Noodles recommended this one, and I'm glad she did! I still owe her a conversation about the way Oliver lists the physical attributes of everybody he meets, with particular vim reserved for the ladies.

Station Eleven, Emily St. John Mandel

A re-read, after finishing the quite-good TV adaptation. I liked this a lot better than the first time through, and I liked it well enough that time.

Unsettling to hear the word "pandemic" so many times. I've heard the "criticism"—more a "whine"—that 'theater kids won't save the world' about this book a few times, and after my revisit I'm even more convinced it's a pointless and inaccurate assessment. This isn't about theater kids saving the world, it's about theater kids finding a way to be theater kids after the end of the world, and the hows and whys of that, and I appreciate that non-grimdark, non-hyper-masculine approach to a post-apocalyptic story. Sure, some of our shared future will involve scavenged gasoline, black leather, fast cars danger fire and knives, but some will also involve foraging, first aid, listening, hugs (and knives).

Like The Glass Hotel, the first few scenes took me ages to get into and through before I acclimated and was able to pick up my pace. Odd.

Great revist, though. I'm thinking Mandel is one of our best right now.

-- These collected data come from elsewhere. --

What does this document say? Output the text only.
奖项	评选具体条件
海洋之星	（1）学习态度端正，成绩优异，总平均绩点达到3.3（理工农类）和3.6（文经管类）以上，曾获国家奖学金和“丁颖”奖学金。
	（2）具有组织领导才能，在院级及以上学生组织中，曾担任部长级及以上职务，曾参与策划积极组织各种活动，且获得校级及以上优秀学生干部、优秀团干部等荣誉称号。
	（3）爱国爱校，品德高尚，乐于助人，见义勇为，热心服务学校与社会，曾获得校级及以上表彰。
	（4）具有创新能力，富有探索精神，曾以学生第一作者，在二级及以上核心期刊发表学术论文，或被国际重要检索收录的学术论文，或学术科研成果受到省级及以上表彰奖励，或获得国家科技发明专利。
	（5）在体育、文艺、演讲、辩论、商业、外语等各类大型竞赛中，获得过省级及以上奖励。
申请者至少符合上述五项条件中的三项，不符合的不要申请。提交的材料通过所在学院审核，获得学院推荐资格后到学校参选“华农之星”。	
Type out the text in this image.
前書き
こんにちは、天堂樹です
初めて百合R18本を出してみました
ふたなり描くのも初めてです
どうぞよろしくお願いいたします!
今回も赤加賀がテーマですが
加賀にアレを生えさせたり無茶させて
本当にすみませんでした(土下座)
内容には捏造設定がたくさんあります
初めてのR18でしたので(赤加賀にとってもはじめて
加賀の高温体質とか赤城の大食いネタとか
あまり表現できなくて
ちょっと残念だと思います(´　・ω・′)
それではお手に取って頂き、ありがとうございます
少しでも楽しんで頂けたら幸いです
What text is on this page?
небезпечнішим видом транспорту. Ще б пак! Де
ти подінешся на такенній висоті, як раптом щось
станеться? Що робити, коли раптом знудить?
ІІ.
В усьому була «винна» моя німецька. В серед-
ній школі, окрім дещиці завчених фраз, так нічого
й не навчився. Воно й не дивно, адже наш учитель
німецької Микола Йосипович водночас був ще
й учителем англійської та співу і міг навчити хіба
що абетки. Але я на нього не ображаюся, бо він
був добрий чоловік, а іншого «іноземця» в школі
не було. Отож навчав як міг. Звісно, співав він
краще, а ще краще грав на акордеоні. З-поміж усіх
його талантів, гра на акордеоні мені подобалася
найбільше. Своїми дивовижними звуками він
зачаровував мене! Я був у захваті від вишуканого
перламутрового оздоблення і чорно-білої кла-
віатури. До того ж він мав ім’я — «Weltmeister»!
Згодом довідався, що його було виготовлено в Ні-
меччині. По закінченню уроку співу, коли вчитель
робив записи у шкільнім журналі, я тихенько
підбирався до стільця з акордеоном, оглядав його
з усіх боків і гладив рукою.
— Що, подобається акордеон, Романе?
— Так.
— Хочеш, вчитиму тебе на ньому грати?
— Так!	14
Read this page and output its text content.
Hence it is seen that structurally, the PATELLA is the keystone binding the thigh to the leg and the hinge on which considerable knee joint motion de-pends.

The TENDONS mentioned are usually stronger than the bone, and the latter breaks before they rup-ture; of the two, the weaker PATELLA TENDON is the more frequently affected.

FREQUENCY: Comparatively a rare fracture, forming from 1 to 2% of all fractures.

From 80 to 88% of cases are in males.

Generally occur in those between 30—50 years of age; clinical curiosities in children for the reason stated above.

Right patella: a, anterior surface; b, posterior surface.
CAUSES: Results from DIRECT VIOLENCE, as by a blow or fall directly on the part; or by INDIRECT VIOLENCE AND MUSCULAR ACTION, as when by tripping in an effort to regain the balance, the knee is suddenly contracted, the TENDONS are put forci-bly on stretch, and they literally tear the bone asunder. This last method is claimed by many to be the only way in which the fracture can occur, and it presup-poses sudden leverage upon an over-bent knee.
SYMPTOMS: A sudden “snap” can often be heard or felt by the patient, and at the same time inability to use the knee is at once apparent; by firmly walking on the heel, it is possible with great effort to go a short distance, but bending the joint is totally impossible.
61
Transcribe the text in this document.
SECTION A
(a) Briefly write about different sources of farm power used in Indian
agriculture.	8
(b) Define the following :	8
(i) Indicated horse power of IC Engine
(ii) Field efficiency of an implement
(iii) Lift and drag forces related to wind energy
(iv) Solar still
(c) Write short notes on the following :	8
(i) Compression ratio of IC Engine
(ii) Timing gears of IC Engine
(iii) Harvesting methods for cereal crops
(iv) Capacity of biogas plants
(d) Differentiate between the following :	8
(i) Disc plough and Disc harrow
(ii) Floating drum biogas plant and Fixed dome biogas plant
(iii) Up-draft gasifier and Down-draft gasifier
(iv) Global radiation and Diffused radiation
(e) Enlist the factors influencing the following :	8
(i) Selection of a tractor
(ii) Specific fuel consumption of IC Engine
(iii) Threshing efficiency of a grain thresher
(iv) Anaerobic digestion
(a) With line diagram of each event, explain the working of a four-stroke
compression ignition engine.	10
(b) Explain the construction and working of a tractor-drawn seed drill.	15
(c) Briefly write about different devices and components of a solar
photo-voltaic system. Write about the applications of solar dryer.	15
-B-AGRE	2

Ordinary Love and Good Will, Jane Smiley

Read these two novellas almost straight through while camping, and found them wonderful. I feel, and I'm not sure why, a little defensive about how much I liked them—white, non-experimental, middle-class, apolitical, etc., maybe—but I'm not saying everybody should read stories like these, or write only stories like these, only that I read them, and was moved by them. "Ordinary Love" is about a woman and her adult kids, and their relationships with their dad / her ex-husband, about the way family members punish one another for failures and inadequacies even and especially when they don't know each other very well or are missing important information, and how it's usually women who end up with the short end of the stick, even when it's another woman handing that stick over. "Goodwill" (or "Good Will", it's presented inconsistently) is about a man who tries to take himself and his wife and their child out of the world to a homestead they alone inhabit, sometime in the late 1980s in Pennsylvania. It's also about the limits of control, and the many ways living, working, and being alone can work ... for a while, before the essential herd-animal nature of humanity shows up with a problem no individual or family can really fix, or even handle.